She tried to reprise the role of the late Whitney Houston in The Bodyguard.
Thus claimed the Volunteers Against Crime and Corruption (VACC) in a disbarment case filed against Sen. Leila de Lima before the Supreme Court on Friday, citing her alleged affair with a married man and supposed involvement in the illegal drug trade when she was Justice chief.
The VACC also called on the senator to resign.
De Lima, the anti-crime group claimed, “used her power and moral ascendancy to portray the role of Whitney Houston in the movie The Bodyguard.”
“Unfortunately, the closest that she can relate to Whitney Houston is the death of her legal profession through illegal drugs,” the complaint said in its opening salvo.
The 50-page complaint listed Dante Jimenez, former National Bureau of Investigation (NBI) officials Reynaldo Esmeralda and Ruel Lasala, and Sandra Cam as representatives of the VACC.
Sought for comment, de Lima accused the VACC of running after her to gain the favour of her arch-nemesis, President Rodrigo Duterte.
In a text message, de Lima called Jimenez a “creepy clown with a horrible dark mask” who was “obsessed at being in the headlines,” and compared Esmeralda, Lasala and Cam with “monkeys” performing in a circus.
“This is all part of a circus.
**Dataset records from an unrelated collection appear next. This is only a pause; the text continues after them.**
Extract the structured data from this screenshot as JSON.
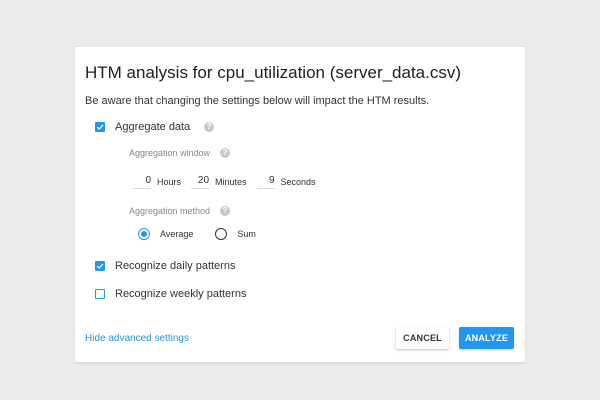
{
  "dialog": {
    "title": "HTM analysis for cpu_utilization (server_data.csv)",
    "warning": "Be aware that changing the settings below will impact the HTM results."
  },
  "aggregate": {
    "label": "Aggregate data",
    "checked": true,
    "help_icon": "?",
    "window": {
      "label": "Aggregation window",
      "help_icon": "?",
      "hours_value": "0",
      "hours_label": "Hours",
      "minutes_value": "20",
      "minutes_label": "Minutes",
      "seconds_value": "9",
      "seconds_label": "Seconds"
    },
    "method": {
      "label": "Aggregation method",
      "help_icon": "?",
      "average_label": "Average",
      "sum_label": "Sum",
      "selected": "Average"
    }
  },
  "daily": {
    "label": "Recognize daily patterns",
    "checked": true
  },
  "weekly": {
    "label": "Recognize weekly patterns",
    "checked": false
  },
  "footer": {
    "advanced_link": "Hide advanced settings",
    "cancel_label": "CANCEL",
    "analyze_label": "ANALYZE"
  },
  "colors": {
    "accent": "#2196f3",
    "background": "#ececec",
    "dialog": "#ffffff"
  },
  "icons": {
    "checkbox_checked": "checkbox-checked-icon",
    "checkbox_unchecked": "checkbox-unchecked-icon",
    "help": "help-icon",
    "radio_selected": "radio-selected-icon",
    "radio_unselected": "radio-unselected-icon"
  }
}
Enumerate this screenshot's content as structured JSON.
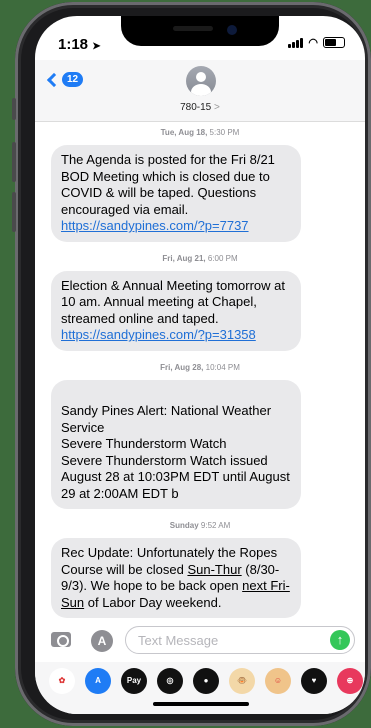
{
  "status": {
    "time": "1:18"
  },
  "header": {
    "back_count": "12",
    "contact": "780-15",
    "contact_chevron": ">"
  },
  "messages": [
    {
      "timestamp_day": "Tue, Aug 18,",
      "timestamp_time": "5:30 PM",
      "text": "The Agenda is posted for the Fri 8/21 BOD Meeting which is closed due to COVID & will be taped. Questions encouraged via email. ",
      "link": "https://sandypines.com/?p=7737"
    },
    {
      "timestamp_day": "Fri, Aug 21,",
      "timestamp_time": "6:00 PM",
      "text": "Election & Annual Meeting tomorrow at 10 am. Annual meeting at Chapel, streamed online and taped. ",
      "link": "https://sandypines.com/?p=31358"
    },
    {
      "timestamp_day": "Fri, Aug 28,",
      "timestamp_time": "10:04 PM",
      "text": "Sandy Pines Alert: National Weather Service\n Severe Thunderstorm Watch\nSevere Thunderstorm Watch issued August 28 at 10:03PM EDT until August 29 at 2:00AM EDT b",
      "link": ""
    },
    {
      "timestamp_day": "Sunday",
      "timestamp_time": "9:52 AM",
      "text_a": "Rec Update: Unfortunately the Ropes Course will be closed ",
      "text_b": "Sun-Thur",
      "text_c": " (8/30-9/3). We hope to be back open ",
      "text_d": "next Fri-Sun",
      "text_e": " of Labor Day weekend."
    }
  ],
  "compose": {
    "placeholder": "Text Message",
    "send_glyph": "↑",
    "apps_glyph": "A"
  },
  "tray": [
    {
      "name": "photos-app-icon",
      "label": "✿",
      "color": "#ffffff"
    },
    {
      "name": "app-store-icon",
      "label": "A",
      "color": "#1f7cf5"
    },
    {
      "name": "apple-pay-icon",
      "label": "Pay",
      "color": "#111111"
    },
    {
      "name": "activity-icon",
      "label": "◎",
      "color": "#111111"
    },
    {
      "name": "digital-touch-icon",
      "label": "●",
      "color": "#111111"
    },
    {
      "name": "animoji-icon",
      "label": "🐵",
      "color": "#f3d8a8"
    },
    {
      "name": "memoji-icon",
      "label": "☺",
      "color": "#f0c48a"
    },
    {
      "name": "heart-icon",
      "label": "♥",
      "color": "#111111"
    },
    {
      "name": "music-icon",
      "label": "⊕",
      "color": "#e8395d"
    }
  ],
  "colors": {
    "accent": "#1f7cf5",
    "send": "#34c759",
    "bubble": "#e9e9eb",
    "background": "#3d6b3c"
  }
}
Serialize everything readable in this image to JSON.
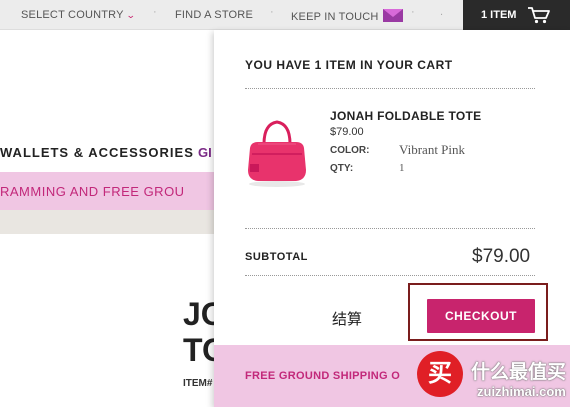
{
  "topbar": {
    "select_country": "SELECT COUNTRY",
    "find_store": "FIND A STORE",
    "keep_in_touch": "KEEP IN TOUCH",
    "cart_count": "1 ITEM",
    "dot": "·",
    "dot_trailing": "."
  },
  "page": {
    "nav_text": "WALLETS & ACCESSORIES",
    "nav_text2": "GI",
    "banner_text": "RAMMING AND FREE GROU",
    "product_title_line1": "JO",
    "product_title_line2": "TO",
    "item_number_label": "ITEM#"
  },
  "cart": {
    "heading": "YOU HAVE 1 ITEM IN YOUR CART",
    "product": {
      "name": "JONAH FOLDABLE TOTE",
      "price": "$79.00",
      "color_label": "COLOR:",
      "color_value": "Vibrant Pink",
      "qty_label": "QTY:",
      "qty_value": "1"
    },
    "subtotal_label": "SUBTOTAL",
    "subtotal_value": "$79.00",
    "annotation": "结算",
    "checkout_label": "CHECKOUT",
    "shipping_text": "FREE GROUND SHIPPING O"
  },
  "watermark": {
    "logo_char": "买",
    "zh_text": "什么最值买",
    "en_text": "zuizhimai.com"
  },
  "colors": {
    "accent": "#c8246d",
    "banner_pink": "#f0c6e3",
    "dark": "#2a2a2a"
  }
}
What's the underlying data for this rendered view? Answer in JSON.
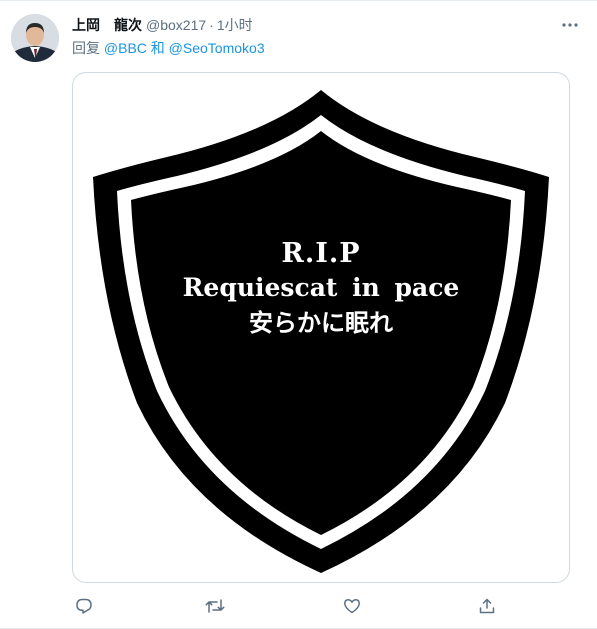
{
  "tweet": {
    "display_name": "上岡　龍次",
    "handle": "@box217",
    "separator": "·",
    "time": "1小时",
    "reply_prefix": "回复",
    "mentions": [
      "@BBC 和",
      "@SeoTomoko3"
    ]
  },
  "image": {
    "line1": "R.I.P",
    "line2": "Requiescat in pace",
    "line3": "安らかに眠れ"
  },
  "icons": {
    "more": "more-horizontal-icon",
    "reply": "reply-icon",
    "retweet": "retweet-icon",
    "like": "heart-icon",
    "share": "share-icon"
  },
  "colors": {
    "text_primary": "#0f1419",
    "text_secondary": "#5b7083",
    "link": "#1b95e0",
    "shield": "#000000"
  }
}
And just like in all circuses, clowns are part of the amusement,” de Lima said.
“For the part of Dante Jimenez, I could only shrug my shoulders in utter dismay at how he brings down with him the integrity and credibility of the anti-crime group he heads,” she added.
The VACC claimed de Lima had turned her back on the Lawyer’s Oath as well as the Code of Professional Responsibility of the legal profession.
The code states that “a lawyer shall not engage in unlawful, dishonest, immoral or deceitful conduct,” and that “a lawyer shall not engage in conduct that adversely reflects on his fitness to practice law, nor shall he whether in public or private life, behave in a scandalous manner to the discredit of the legal profession.”
Esmeralda said they have enough evidence to prove that de Lima had a sexual relationship with her former bodyguard-driver Ronnie Dayan, for whom she allegedly built a house in Pozorrubio, Pangasinan province.
Dayan, the complaint said, was married to Norlie Magallanes on April 30, 1991 based on a copy of their marriage certificate obtained from the Philippine Statistics Authority.
The complaint named inmates of the New Bilibid Prison as witnesses to the alleged relationship between de Lima and Dayan.
The VACC also presented as evidence a sex video with de Lima allegedly in it.
The group earlier filed a complaint against de Lima, former Justice officials and prison inmates for violations of the Comprehensive Dangerous Drugs Act, calling the senator the “Mother of All Drug Lords” who “utilised her power and authority as then secretary of Justice to abet and even promote the proliferation of massive drug trade inside the Bilibid.”
De Lima on Friday said she dismissed Esmeralda and Lasala as deputy directors of the NBI when she was secretary of Justice during the previous Aquino administration, because of their “questionable practices.”
This is not the first disbarment case against the former Cabinet official. In 2011, a lawyer petitioned the Supreme Court to disbar de Lima for preventing former president Gloria Macapagal-Arroyo from leaving the country, in defiance of an order from the high tribunal.
That same year, another lawyer sought to disbar de Lima for calling then Chief Justice Renato Corona “a tyrant who holds himself above justice and accountability.”
The complaints, which compromised de Lima’s bid to be nominated to the Supreme Court, were tossed to the Integrated Bar of the Philippines for investigation.